Published by the American Society of Agricultural and Biological Engineers, St. Joseph, Michigan

Citation:  2011 Louisville, Kentucky, August 7-10, 2011  1111532.(doi:10.13031/2013.38127)
Authors:   Jessica J Lay, Jason R Vogel, Jason B Belden, Glenn O Brown
Keywords:   Rainwater Harvesting, First Flush, Low Impact Development, Stormwater Runoff, PAH, PBDE

Rainwater harvesting, an ancient technology, is gaining interest in low impact development to reduce urban runoff and treated water use. However, a major concern for many is the water quality of the harvest and particularly the first flush. This research is testing the hypothesis that a more site-specific first flush volume can be quantified in rainwater harvesting based on the roofing material, roof orientation, and geographical location. This paper focuses on the research methodology, as initial data is expected to be collected during July 2011. Data collection is to take place in Oklahoma City and Stillwater, OK, from actual storm events and simulated rainfall events, respectively. Two commercial buildings representing metal and built-up roof material will be evaluated, along with a simulated asphalt-shingle roof structure at the OSU-OKC campus. In Stillwater, eighteen simulated structures have been constructed with new asphalt shingles, new Galvalume sheeting and 60 year-old clay tile roofing.

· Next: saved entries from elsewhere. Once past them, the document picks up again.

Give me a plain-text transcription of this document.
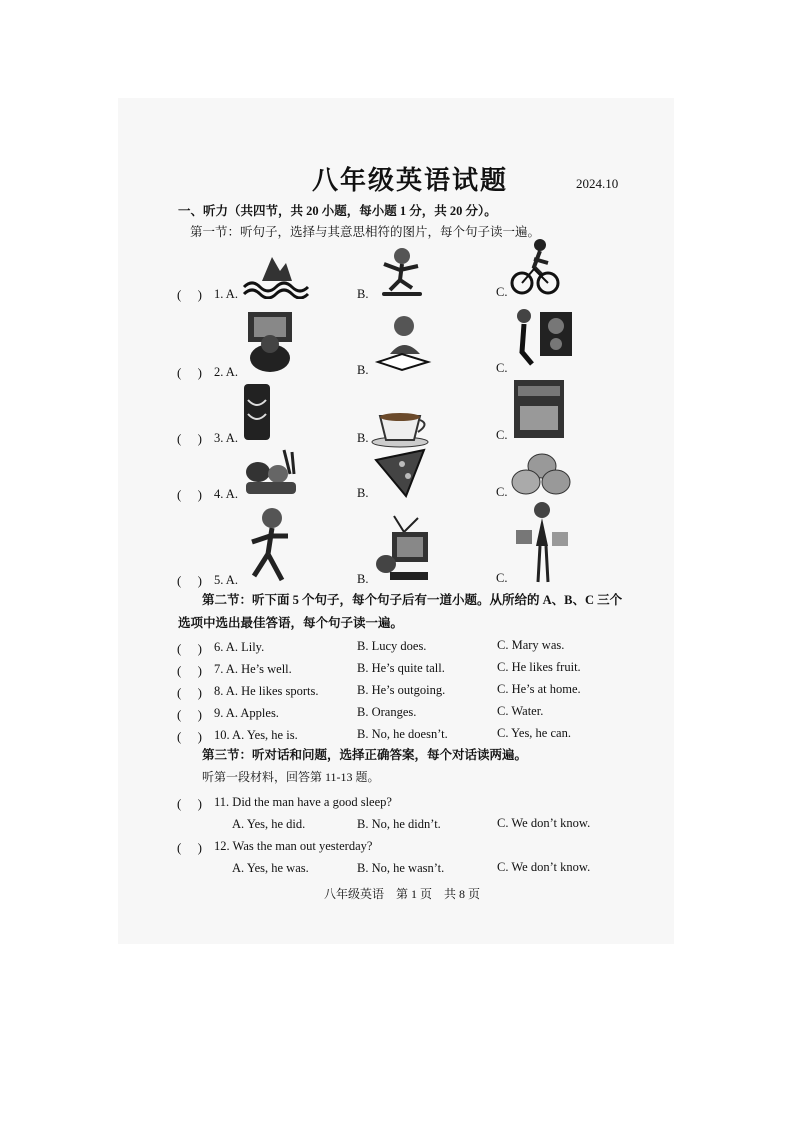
八年级英语试题	2024.10
一、听力（共四节，共 20 小题，每小题 1 分，共 20 分）。
第一节：听句子，选择与其意思相符的图片，每个句子读一遍。
(     ) 1. A.	B.	C.
(     ) 2. A.	B.	C.
(     ) 3. A.	B.	C.
(     ) 4. A.	B.	C.
(     ) 5. A.	B.	C.
第二节：听下面 5 个句子，每个句子后有一道小题。从所给的 A、B、C 三个
选项中选出最佳答语，每个句子读一遍。
(     ) 6. A. Lily.	B. Lucy does.	C. Mary was.
(     ) 7. A. He’s well.	B. He’s quite tall.	C. He likes fruit.
(     ) 8. A. He likes sports.	B. He’s outgoing.	C. He’s at home.
(     ) 9. A. Apples.	B. Oranges.	C. Water.
(     ) 10. A. Yes, he is.	B. No, he doesn’t.	C. Yes, he can.
第三节：听对话和问题，选择正确答案，每个对话读两遍。
听第一段材料，回答第 11-13 题。
(     ) 11. Did the man have a good sleep?
A. Yes, he did.	B. No, he didn’t.	C. We don’t know.
(     ) 12. Was the man out yesterday?
A. Yes, he was.	B. No, he wasn’t.	C. We don’t know.
八年级英语　第 1 页　共 8 页
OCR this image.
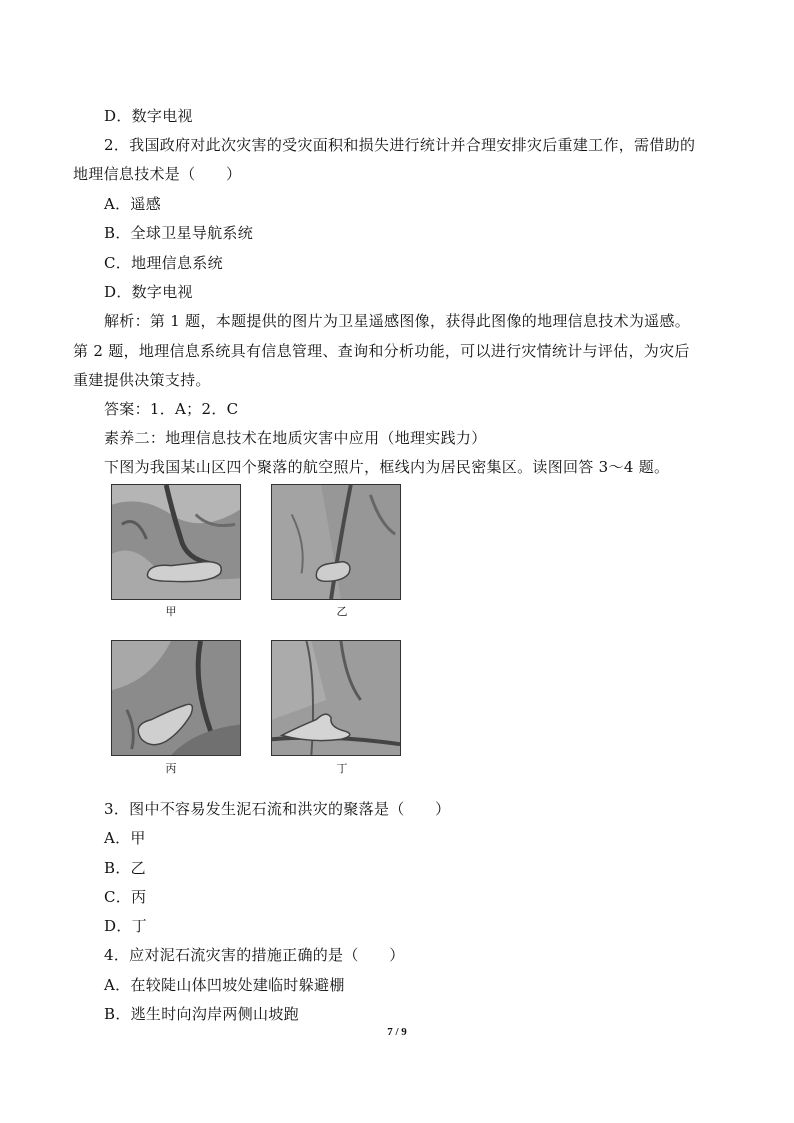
D．数字电视
2．我国政府对此次灾害的受灾面积和损失进行统计并合理安排灾后重建工作，需借助的
地理信息技术是（　　）
A．遥感
B．全球卫星导航系统
C．地理信息系统
D．数字电视
解析：第 1 题，本题提供的图片为卫星遥感图像，获得此图像的地理信息技术为遥感。
第 2 题，地理信息系统具有信息管理、查询和分析功能，可以进行灾情统计与评估，为灾后
重建提供决策支持。
答案：1．A；2．C
素养二：地理信息技术在地质灾害中应用（地理实践力）
下图为我国某山区四个聚落的航空照片，框线内为居民密集区。读图回答 3～4 题。
甲	乙
丙	丁
3．图中不容易发生泥石流和洪灾的聚落是（　　）
A．甲
B．乙
C．丙
D．丁
4．应对泥石流灾害的措施正确的是（　　）
A．在较陡山体凹坡处建临时躲避棚
B．逃生时向沟岸两侧山坡跑
7 / 9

The roofs are oriented either north-south or east-west in order to determine if roof orientation, in relation to the sun and prevailing wind direction, has a significant impact on rooftop runoff water quality. Roof runoff is to be characterized by continuous monitoring and discrete-sample analysis of specific conductance, turbidity, total suspended solids, polycyclic aromatic hydrocarbons (PAHs), polybrominated diphenyl ethers (PBDEs), metals, bacteria, and nitrate in rooftop runoff throughout a storm event. Results from this study are expected to further knowledge on the first-flush phenomena, as there has yet to be a universal consensus on what exactly constitutes a first flush.